The CPU is constantly running a tiny prediction engine. As you read byte 1000, it fetches 1064 in the background. As you read 1064, it fetches 1128. The chef anticipates. It's wrong sometimes — branches, indirect jumps, scattered access — and when it's wrong, the chef stalls. Stall is the exact right word: a stove with nothing to do, waiting for the next ingredient to arrive from the warehouse.

"Why is this slow?" almost always reduces to: the chef is stalled, waiting on the cache. The fix is rarely a smarter algorithm. The fix is: let the chef anticipate.

Try it yourself

The cache hierarchy is real and observable. On macOS:

Whatever the numbers say, that is the size of your chef's reach. Programs that fit their hot data into those numbers fly. Programs that don't, walk to the warehouse.

What's next

You now know where the chef keeps things. Next we ask: what does the chef actually do with them? What does a single instruction look like, in the language the chef speaks?

Week 04 is The Librarian — the CPU's instruction set. ADD, MOV, JMP, and the surprising fact that the entire 80-year history of software is built from a vocabulary of about a hundred words.

Photo credits

All photos are free under the Unsplash license. Warehouse · Ant Rozetsky · Spices · Heather McKean · Library · Zetong Li. Pyramid and access-pattern visuals are inline SVG / CSS.

Quick check

1. Roughly how much faster is L1 cache than RAM?
  1. About 2× faster
  2. About 100× faster
  3. About 1,000× faster
Reveal Answer

Answer: B. L1 is ~1 ns; RAM is ~100 ns. The whole point of cache is keeping you out of the warehouse.

2. Why is iterating a contiguous array faster than iterating a linked list of the same length?
  1. Arrays use less memory
  2. Array elements are contiguous, so each cache miss brings in many neighbouring bytes for free
  3. Linked lists use more CPU cycles per step
Reveal Answer

Answer: B. Cache lines are 64 bytes.
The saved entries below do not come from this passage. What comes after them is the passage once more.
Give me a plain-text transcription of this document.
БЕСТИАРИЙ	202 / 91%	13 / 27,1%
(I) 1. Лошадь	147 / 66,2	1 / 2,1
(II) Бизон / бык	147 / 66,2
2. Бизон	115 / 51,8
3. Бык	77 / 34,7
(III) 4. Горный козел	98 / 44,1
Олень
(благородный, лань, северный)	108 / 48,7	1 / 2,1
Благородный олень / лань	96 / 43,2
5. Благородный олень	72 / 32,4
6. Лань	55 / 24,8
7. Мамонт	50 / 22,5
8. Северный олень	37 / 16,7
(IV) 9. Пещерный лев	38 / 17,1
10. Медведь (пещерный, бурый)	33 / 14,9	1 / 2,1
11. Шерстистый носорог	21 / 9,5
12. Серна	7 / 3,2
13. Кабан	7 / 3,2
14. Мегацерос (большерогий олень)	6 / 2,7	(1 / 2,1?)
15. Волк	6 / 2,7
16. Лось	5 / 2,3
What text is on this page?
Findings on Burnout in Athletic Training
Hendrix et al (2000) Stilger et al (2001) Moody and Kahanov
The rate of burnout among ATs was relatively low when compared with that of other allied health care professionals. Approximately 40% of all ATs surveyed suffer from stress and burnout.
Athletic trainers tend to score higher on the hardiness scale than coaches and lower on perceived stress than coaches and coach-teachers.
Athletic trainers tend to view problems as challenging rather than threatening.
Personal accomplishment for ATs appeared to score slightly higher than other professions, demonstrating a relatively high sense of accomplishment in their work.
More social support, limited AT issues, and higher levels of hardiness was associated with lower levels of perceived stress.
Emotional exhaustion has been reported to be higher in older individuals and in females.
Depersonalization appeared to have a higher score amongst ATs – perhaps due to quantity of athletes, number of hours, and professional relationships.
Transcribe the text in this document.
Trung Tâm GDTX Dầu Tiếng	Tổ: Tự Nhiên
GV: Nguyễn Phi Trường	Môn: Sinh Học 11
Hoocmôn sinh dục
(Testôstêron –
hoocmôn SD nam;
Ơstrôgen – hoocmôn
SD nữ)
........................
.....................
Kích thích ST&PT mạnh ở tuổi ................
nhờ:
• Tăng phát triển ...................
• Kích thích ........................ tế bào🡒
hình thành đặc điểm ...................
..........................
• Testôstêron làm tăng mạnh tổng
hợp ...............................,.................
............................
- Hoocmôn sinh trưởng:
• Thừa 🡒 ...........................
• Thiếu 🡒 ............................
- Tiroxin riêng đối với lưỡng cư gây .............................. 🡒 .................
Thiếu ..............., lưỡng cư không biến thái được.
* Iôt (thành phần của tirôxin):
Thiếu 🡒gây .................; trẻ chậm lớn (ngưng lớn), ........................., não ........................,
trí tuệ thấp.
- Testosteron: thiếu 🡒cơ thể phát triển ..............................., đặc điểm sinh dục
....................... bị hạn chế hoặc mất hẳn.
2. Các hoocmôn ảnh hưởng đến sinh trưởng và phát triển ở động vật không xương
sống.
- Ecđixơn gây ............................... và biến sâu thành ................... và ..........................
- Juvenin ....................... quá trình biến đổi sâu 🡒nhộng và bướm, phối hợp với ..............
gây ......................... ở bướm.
Walking an array of ints uses every byte; pointer-chasing a linked list misses almost every step.

3. A 'cache miss' means…
  1. The CPU can't find the function it wants to call
  2. The data the CPU asked for isn't in any cache, so it has to fetch from RAM
  3. The cache hardware has failed
Reveal Answer

Answer: B. Cache misses force a trip to slower memory — the bigger the miss rate, the slower the program.